Thursday, December 30, 2004

American Generosity

I've been watching CNN a lot the last couple of days. As viewers of the show know, in the morning hours they have a "question of the day" where they ask a question of the viewing audience and invite them to respond via e-mail, some of which CNN reads on air during the course of the show.

The last two days CNN has asked viewers what responsibility does the US have in situations like the recent tsunami disaster. This is a particularly sensitive subject given the recent accusation of being "stingy" by the UN. The replies that CNN chose to read on the air clearly appalled the anchors. Almost all were a variation of "why should we help, they hate us anyway?" or "no one helped us after 9/11 or the Florida hurricanes, so why should we help them?". A number of times after reading an e-mail response the anchor was visibly upset, and started pleading into the camera on why Americans should be generous. I have no idea what percentage of e-mails of this type were of the whole CNN received as they did not say. But these are the responses CNN chose to air.

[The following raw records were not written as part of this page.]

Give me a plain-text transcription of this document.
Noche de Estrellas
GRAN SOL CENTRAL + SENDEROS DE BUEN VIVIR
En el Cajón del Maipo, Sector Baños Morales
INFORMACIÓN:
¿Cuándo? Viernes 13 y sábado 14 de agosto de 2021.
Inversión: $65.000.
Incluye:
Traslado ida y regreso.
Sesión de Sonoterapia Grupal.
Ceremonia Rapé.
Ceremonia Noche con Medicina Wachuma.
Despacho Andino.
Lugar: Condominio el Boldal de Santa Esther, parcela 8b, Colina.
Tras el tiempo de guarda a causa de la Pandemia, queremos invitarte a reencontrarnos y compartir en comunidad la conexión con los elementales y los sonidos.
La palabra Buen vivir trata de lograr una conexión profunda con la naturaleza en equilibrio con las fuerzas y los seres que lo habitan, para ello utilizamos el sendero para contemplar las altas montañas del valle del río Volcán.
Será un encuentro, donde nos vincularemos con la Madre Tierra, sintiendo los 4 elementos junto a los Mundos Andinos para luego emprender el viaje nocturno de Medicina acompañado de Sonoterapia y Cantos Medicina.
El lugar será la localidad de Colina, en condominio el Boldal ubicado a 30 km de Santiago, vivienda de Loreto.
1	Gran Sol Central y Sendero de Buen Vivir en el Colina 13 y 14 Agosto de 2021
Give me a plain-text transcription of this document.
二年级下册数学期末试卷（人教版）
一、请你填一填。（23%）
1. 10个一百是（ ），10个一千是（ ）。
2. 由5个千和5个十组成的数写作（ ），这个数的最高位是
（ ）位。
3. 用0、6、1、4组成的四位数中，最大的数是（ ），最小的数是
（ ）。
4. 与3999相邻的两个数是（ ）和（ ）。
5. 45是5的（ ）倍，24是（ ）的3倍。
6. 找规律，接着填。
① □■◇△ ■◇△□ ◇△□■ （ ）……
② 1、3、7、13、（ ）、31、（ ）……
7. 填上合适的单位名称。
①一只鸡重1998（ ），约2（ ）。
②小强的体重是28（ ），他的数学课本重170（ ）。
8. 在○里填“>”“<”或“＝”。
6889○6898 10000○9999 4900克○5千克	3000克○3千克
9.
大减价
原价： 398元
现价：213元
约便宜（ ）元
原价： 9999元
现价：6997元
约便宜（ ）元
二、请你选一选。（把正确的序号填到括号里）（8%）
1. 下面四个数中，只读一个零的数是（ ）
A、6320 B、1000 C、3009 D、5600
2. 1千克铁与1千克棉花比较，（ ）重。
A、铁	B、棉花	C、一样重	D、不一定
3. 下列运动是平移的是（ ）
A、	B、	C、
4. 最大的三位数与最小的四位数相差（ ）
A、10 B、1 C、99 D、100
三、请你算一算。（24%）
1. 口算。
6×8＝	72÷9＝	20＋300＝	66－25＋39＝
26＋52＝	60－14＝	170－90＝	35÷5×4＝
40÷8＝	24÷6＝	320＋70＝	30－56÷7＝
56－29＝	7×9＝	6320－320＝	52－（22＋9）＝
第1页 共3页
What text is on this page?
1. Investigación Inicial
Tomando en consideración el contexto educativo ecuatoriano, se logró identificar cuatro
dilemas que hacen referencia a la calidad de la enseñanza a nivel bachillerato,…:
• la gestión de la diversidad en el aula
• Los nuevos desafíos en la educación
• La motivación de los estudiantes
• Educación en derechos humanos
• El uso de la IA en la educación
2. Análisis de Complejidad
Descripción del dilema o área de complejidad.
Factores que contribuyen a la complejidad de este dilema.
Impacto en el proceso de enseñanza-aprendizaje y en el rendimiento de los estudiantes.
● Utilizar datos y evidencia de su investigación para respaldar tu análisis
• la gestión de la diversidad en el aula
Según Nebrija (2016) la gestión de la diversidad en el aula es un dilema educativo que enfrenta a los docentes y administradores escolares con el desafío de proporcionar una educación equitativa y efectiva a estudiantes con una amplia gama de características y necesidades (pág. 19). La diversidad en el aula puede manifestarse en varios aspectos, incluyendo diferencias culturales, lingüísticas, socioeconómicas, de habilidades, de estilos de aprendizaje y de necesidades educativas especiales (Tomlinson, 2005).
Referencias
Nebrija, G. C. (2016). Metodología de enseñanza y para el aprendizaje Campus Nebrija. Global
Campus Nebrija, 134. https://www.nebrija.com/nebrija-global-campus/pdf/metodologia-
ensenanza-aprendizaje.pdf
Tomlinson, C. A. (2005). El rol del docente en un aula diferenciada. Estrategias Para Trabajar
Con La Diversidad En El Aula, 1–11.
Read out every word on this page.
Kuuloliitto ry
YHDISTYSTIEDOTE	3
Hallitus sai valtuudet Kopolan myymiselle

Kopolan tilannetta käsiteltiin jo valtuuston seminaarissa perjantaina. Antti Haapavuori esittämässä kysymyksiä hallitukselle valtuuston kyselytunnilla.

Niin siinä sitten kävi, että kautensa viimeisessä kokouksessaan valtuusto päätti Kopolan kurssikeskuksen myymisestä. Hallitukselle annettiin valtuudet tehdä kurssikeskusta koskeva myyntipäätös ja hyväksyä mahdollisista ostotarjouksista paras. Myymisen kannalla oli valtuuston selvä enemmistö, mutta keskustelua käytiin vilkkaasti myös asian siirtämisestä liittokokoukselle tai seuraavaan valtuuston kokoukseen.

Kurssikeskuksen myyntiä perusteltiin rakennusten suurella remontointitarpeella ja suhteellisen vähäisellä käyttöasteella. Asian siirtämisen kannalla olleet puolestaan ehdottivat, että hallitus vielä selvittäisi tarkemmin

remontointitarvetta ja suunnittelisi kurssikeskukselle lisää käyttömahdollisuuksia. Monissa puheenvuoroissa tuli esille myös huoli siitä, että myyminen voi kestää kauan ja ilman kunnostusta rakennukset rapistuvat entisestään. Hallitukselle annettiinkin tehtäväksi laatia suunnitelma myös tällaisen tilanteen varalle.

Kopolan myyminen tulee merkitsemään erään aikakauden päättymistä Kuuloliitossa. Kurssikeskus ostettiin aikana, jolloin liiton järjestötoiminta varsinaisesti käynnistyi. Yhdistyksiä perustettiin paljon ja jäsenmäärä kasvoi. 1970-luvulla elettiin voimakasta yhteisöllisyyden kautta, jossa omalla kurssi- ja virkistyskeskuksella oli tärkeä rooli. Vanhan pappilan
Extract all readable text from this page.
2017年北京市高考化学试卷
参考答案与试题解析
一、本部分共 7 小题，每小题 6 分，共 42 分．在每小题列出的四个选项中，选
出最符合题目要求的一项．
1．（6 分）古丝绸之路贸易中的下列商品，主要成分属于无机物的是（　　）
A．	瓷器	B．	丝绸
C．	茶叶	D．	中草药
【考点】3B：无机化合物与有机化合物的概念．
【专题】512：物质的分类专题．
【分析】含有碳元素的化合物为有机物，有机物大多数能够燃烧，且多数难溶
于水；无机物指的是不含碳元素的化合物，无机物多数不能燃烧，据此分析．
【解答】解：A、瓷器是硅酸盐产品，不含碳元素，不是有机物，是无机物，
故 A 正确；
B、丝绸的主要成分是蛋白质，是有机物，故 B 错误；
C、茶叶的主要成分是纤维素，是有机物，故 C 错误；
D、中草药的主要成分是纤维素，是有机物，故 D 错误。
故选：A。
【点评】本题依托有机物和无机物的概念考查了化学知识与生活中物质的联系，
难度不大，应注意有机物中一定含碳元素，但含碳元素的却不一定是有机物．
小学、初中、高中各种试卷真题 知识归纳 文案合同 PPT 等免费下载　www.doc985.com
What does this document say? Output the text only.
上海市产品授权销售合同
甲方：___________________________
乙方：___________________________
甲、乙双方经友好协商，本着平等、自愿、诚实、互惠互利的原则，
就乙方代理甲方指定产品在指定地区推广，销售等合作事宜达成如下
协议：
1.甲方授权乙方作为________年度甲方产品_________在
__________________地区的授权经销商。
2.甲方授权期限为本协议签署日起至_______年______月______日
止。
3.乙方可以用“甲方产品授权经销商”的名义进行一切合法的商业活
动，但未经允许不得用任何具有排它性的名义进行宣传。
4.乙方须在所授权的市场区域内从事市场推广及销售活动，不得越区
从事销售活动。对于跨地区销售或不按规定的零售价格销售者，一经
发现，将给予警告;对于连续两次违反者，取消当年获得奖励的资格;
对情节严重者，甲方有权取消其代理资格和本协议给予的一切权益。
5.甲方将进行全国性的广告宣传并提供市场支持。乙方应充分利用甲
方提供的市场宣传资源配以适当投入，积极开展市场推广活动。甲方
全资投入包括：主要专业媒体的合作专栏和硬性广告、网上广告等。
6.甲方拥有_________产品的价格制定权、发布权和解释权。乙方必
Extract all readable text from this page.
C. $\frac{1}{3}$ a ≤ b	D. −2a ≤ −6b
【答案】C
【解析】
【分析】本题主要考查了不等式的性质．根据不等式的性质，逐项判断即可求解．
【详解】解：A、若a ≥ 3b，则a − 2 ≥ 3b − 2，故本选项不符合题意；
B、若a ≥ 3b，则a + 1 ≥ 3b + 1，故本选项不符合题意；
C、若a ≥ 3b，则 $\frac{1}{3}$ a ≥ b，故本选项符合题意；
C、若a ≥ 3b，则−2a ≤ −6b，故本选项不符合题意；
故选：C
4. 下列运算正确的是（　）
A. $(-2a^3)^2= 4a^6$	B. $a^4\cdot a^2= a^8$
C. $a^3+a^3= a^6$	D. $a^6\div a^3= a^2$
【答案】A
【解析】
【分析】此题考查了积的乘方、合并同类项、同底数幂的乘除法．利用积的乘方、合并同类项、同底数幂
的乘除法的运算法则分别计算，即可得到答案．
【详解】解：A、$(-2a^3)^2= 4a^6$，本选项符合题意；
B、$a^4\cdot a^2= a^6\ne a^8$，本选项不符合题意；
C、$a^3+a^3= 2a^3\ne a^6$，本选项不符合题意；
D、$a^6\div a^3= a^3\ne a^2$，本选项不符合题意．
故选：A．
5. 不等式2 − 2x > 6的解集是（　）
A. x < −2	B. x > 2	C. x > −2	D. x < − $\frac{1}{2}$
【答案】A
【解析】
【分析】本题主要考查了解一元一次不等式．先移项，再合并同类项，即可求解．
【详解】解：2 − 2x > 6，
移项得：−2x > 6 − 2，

After watching this for a while, I sent in my own response. Here it is:

You may or may not read this on the air, but I hope you read this.

First, I believe we should help the tsunami victims as much as we possibly can.

That said, you need to understand the frustration of those letter writers you've been reading on the air.

The US is by far the most generous country the world has ever known. Regardless of the disaster, the US is there to help. Often providing help in multiples of all other countries combined. We give more in government aid than anyone else. We give more in private aid than anyone else. We use our military to keep the sea lanes open for free. And so forth.

And what do we get for it? Not even a thank you. In fact, our generosity is simply expected from the rest of the world at this point. And if the aid is an hour or two to slow in coming, we are accused of being "stingy". Not only is our generosity no longer appreciated, we are in fact hated despite our generosity.

Why does the rest of the world hate the US so much? Who knows? But its a fact. And many Americans see no reason for it, particularly given our generosity. The mindless, non stop, hatred of the US as espoused by foreign governments, foreign media, and foreign citizens is wearing on the American psyche. This hatred is not new, but has been noticed more by your average American since 9/11 as we try to search for the reasons behind the attack and finally start to pay attention to what others think about our country. This is leading to a backlash. Why should we continually help those who hate us? What's the point?

This is what you are seeing in those e-mails you are reading on air. A backlash against anti Americanism.

Now, you can agree or disagree whether this backlash is warranted, or even if we brought it on ourselves. But what you are seeing is a backlash, I promise you. And the quicker the anti American induced backlash is recognized, the better off the world will be. Because it will only get worse.


It's my theory, anyway. But I feel confident that I'm right. And if I'm right, this backlash will manifest in much more dangerous ways in the future. I wonder if the world truly understands what's at stake if America decides to withdraw and stops its generousity? It's clear the world does not understand, but if it keeps up the anti Americanism, it will get a chance to find out.


Blogger Living in Thailand said...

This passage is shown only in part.